The statue was removed overnight, and residents noticed it gone early Friday morning.

The statue was vandalized earlier this week.

Mitchell Bond, 20, of Mobile was charged with defacing a monument, which is a Class A misdemeanor, after messages were spray painted on the base of the statue. The city removed those painted messages Tuesday.

Semmes was an officer in the Confederate navy. He commanded the CSS Alabama, a commerce raider that sank Union-allied ships during the Civil War.

Mobile Mayor Sandy Stimpson issued the following statement regarding his order to remove the Semmes statue:

“On June 4, 2020, I ordered that the statue of Admiral Raphael Semmes be moved from its location at the intersection of Government and Royal streets in downtown Mobile.

The task was completed this morning, June 5. The statue has been placed in a secure location.

To be clear: This decision is not about Raphael Semmes, it is not about a monument and it is not an attempt to rewrite history.

Moving this statue will not change the past. It is about removing a potential distraction so we may focus clearly on the future of our city. That conversation, and the mission to create One Mobile, continues today.”

The removal of the statue follows days of protests in Alabama and across the nation over killings by police of African Americans.

Around the country, other monuments to the Confederacy and Civil War figures have been removed in recent times, including this week a monument in Birmingham’s Linn Park.

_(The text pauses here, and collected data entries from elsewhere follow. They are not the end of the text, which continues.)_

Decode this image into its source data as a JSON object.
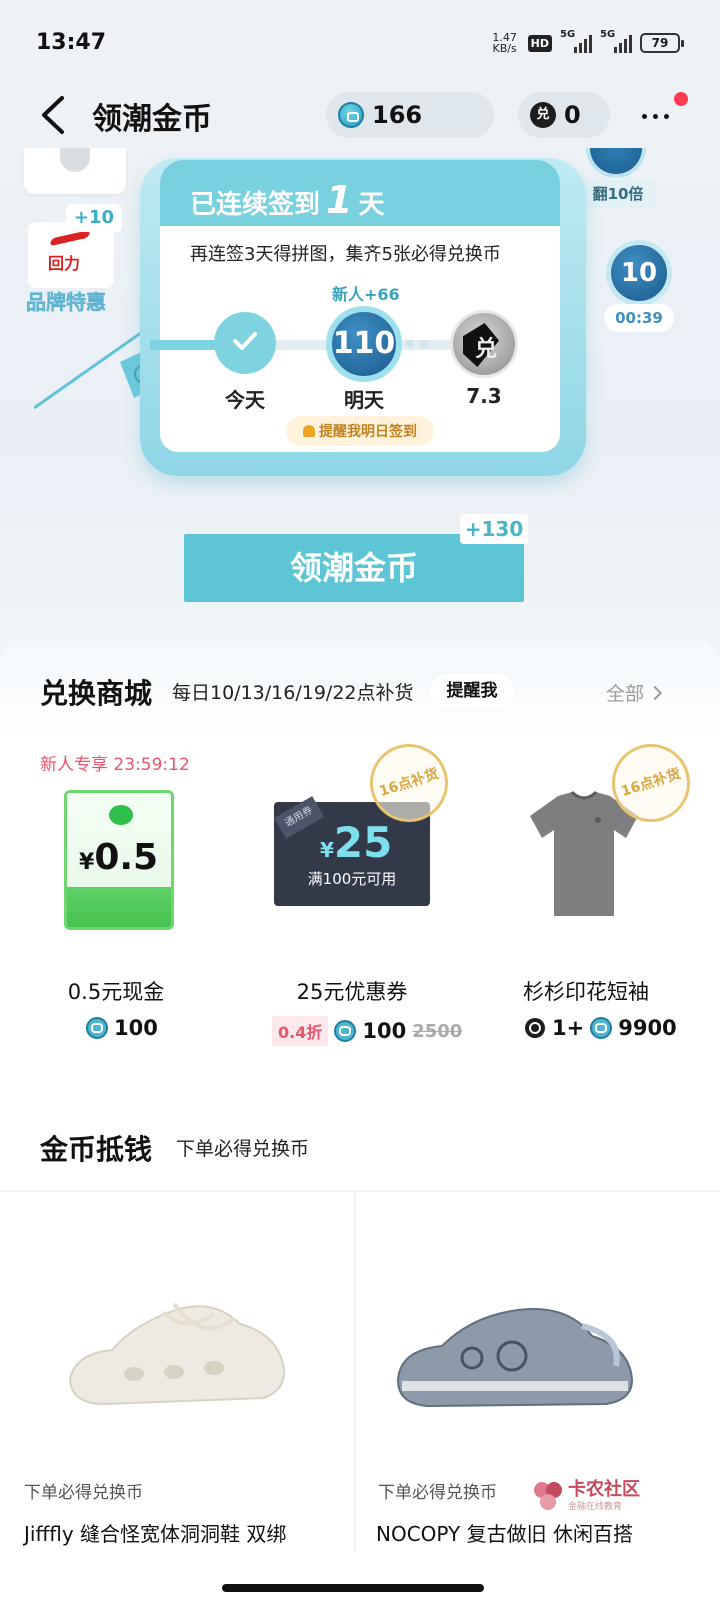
{
  "status_bar": {
    "time": "13:47",
    "net_speed_value": "1.47",
    "net_speed_unit": "KB/s",
    "hd": "HD",
    "sim1": "5G",
    "sim2": "5G",
    "battery": "79"
  },
  "header": {
    "title": "领潮金币",
    "coin_balance": "166",
    "token_balance": "0",
    "token_icon": "兑"
  },
  "left_widgets": {
    "brand_plus": "+10",
    "brand_logo": "回力",
    "brand_label": "品牌特惠"
  },
  "right_widgets": {
    "multiplier_label": "翻10倍",
    "timer_coin_value": "10",
    "timer": "00:39"
  },
  "signin": {
    "title_prefix": "已连续签到",
    "days": "1",
    "title_suffix": "天",
    "desc": "再连签3天得拼图，集齐5张必得兑换币",
    "newbie_bonus": "新人+66",
    "tomorrow_value": "110",
    "day_labels": [
      "今天",
      "明天",
      "7.3"
    ],
    "remind": "提醒我明日签到"
  },
  "claim": {
    "label": "领潮金币",
    "badge": "+130"
  },
  "exchange": {
    "title": "兑换商城",
    "subtitle": "每日10/13/16/19/22点补货",
    "remind_btn": "提醒我",
    "all_link": "全部",
    "newbie_timer": "新人专享 23:59:12",
    "stamp_text": "16点补货",
    "products": [
      {
        "name": "0.5元现金",
        "price": "100",
        "img_text": "¥0.5",
        "currency": "¥",
        "amount": "0.5"
      },
      {
        "name": "25元优惠券",
        "price": "100",
        "discount": "0.4折",
        "original": "2500",
        "coupon_corner": "通用券",
        "coupon_currency": "¥",
        "coupon_value": "25",
        "coupon_cond": "满100元可用"
      },
      {
        "name": "杉杉印花短袖",
        "token_qty": "1+",
        "price": "9900"
      }
    ]
  },
  "coin_discount": {
    "title": "金币抵钱",
    "subtitle": "下单必得兑换币",
    "items": [
      {
        "tag": "下单必得兑换币",
        "name": "Jifffly 缝合怪宽体洞洞鞋 双绑"
      },
      {
        "tag": "下单必得兑换币",
        "name": "NOCOPY 复古做旧 休闲百搭"
      }
    ]
  },
  "watermark": {
    "name": "卡农社区",
    "sub": "金融在线教育"
  }
}
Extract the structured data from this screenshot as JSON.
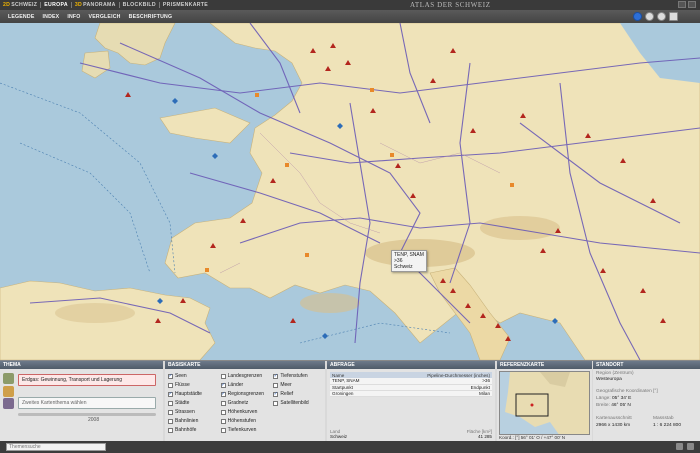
{
  "top_tabs": [
    {
      "prefix": "2D",
      "label": "SCHWEIZ"
    },
    {
      "prefix": "",
      "label": "EUROPA"
    },
    {
      "prefix": "3D",
      "label": "PANORAMA"
    },
    {
      "prefix": "",
      "label": "BLOCKBILD"
    },
    {
      "prefix": "",
      "label": "PRISMENKARTE"
    }
  ],
  "app_title": "ATLAS DER SCHWEIZ",
  "menu": [
    "LEGENDE",
    "INDEX",
    "INFO",
    "VERGLEICH",
    "BESCHRIFTUNG"
  ],
  "tooltip": {
    "line1": "TENP, SNAM",
    "line2": ">36",
    "line3": "Schweiz"
  },
  "thema": {
    "header": "THEMA",
    "primary": "Erdgas: Gewinnung, Transport und Lagerung",
    "secondary": "Zweites Kartenthema wählen",
    "year": "2008"
  },
  "basiskarte": {
    "header": "BASISKARTE",
    "items": [
      {
        "label": "Seen",
        "checked": true
      },
      {
        "label": "Landesgrenzen",
        "checked": false
      },
      {
        "label": "Tiefenstufen",
        "checked": true
      },
      {
        "label": "Flüsse",
        "checked": false
      },
      {
        "label": "Länder",
        "checked": true
      },
      {
        "label": "Meer",
        "checked": false
      },
      {
        "label": "Hauptstädte",
        "checked": true
      },
      {
        "label": "Regionsgrenzen",
        "checked": true
      },
      {
        "label": "Relief",
        "checked": true
      },
      {
        "label": "Städte",
        "checked": false
      },
      {
        "label": "Gradnetz",
        "checked": false
      },
      {
        "label": "Satellitenbild",
        "checked": false
      },
      {
        "label": "Strassen",
        "checked": false
      },
      {
        "label": "Höhenkurven",
        "checked": false
      },
      {
        "label": "",
        "checked": false
      },
      {
        "label": "Bahnlinien",
        "checked": false
      },
      {
        "label": "Höhenstufen",
        "checked": false
      },
      {
        "label": "",
        "checked": false
      },
      {
        "label": "Bahnhöfe",
        "checked": false
      },
      {
        "label": "Tiefenkurven",
        "checked": false
      },
      {
        "label": "",
        "checked": false
      }
    ]
  },
  "abfrage": {
    "header": "ABFRAGE",
    "col1": "Name",
    "col2": "Pipeline-Durchmesser (inches)",
    "rows": [
      {
        "name": "TENP, SNAM",
        "value": ">36"
      },
      {
        "name": "Startpunkt",
        "value": "Endpunkt"
      },
      {
        "name": "Groningen",
        "value": "Milan"
      }
    ],
    "foot_label_left": "Land",
    "foot_label_right": "Fläche [km²]",
    "foot_value_left": "Schweiz",
    "foot_value_right": "41 285"
  },
  "referenzkarte": {
    "header": "REFERENZKARTE",
    "coord": "Koord.: [°]  56° 01' O  / +47° 00' N"
  },
  "standort": {
    "header": "STANDORT",
    "region_label": "Region (Zentrum)",
    "region": "Westeuropa",
    "coord_label": "Geografische Koordinaten [°]",
    "laenge_label": "Länge:",
    "laenge": "05° 34' E",
    "breite_label": "Breite:",
    "breite": "46° 05' N",
    "ausschnitt_label": "Kartenausschnitt",
    "ausschnitt": "2966 x 1430 km",
    "massstab_label": "Massstab",
    "massstab": "1 : 6 224 800"
  },
  "search_placeholder": "Themensuche"
}
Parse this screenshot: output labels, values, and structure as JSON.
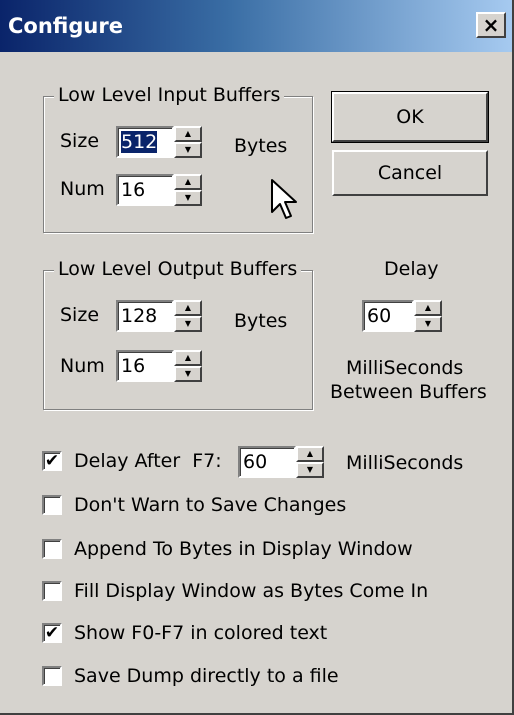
{
  "window": {
    "title": "Configure",
    "close_glyph": "×"
  },
  "input_buffers": {
    "group_label": "Low Level Input Buffers",
    "size_label": "Size",
    "size_value": "512",
    "size_unit": "Bytes",
    "num_label": "Num",
    "num_value": "16"
  },
  "output_buffers": {
    "group_label": "Low Level Output Buffers",
    "size_label": "Size",
    "size_value": "128",
    "size_unit": "Bytes",
    "num_label": "Num",
    "num_value": "16"
  },
  "buttons": {
    "ok": "OK",
    "cancel": "Cancel"
  },
  "delay": {
    "label": "Delay",
    "value": "60",
    "unit_line1": "MilliSeconds",
    "unit_line2": "Between Buffers"
  },
  "options": {
    "delay_after_label": "Delay After  F7:",
    "delay_after_value": "60",
    "delay_after_unit": "MilliSeconds",
    "delay_after_checked": true,
    "dont_warn": {
      "label": "Don't Warn to Save Changes",
      "checked": false
    },
    "append": {
      "label": "Append To Bytes in Display Window",
      "checked": false
    },
    "fill": {
      "label": "Fill Display Window as Bytes Come In",
      "checked": false
    },
    "show_f0": {
      "label": "Show F0-F7 in colored text",
      "checked": true
    },
    "save_dump": {
      "label": "Save Dump directly to a file",
      "checked": false
    }
  },
  "glyphs": {
    "up": "▲",
    "down": "▼",
    "check": "✔"
  }
}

On Sunday in Birmingham, prior to that monument’s removal, hundreds of people gathered in Linn Park, chanting and listening to speakers decrying police brutality. Some in the crowd toppled a bronze statue of city industrialist Charles Linn, who served in the Confederate Navy, but they were unable to budge the huge stone obelisk of the large Confederate monument. They battered it instead with stones and hammers, the Associated Press reported, and city leaders subsequently ordered its removal.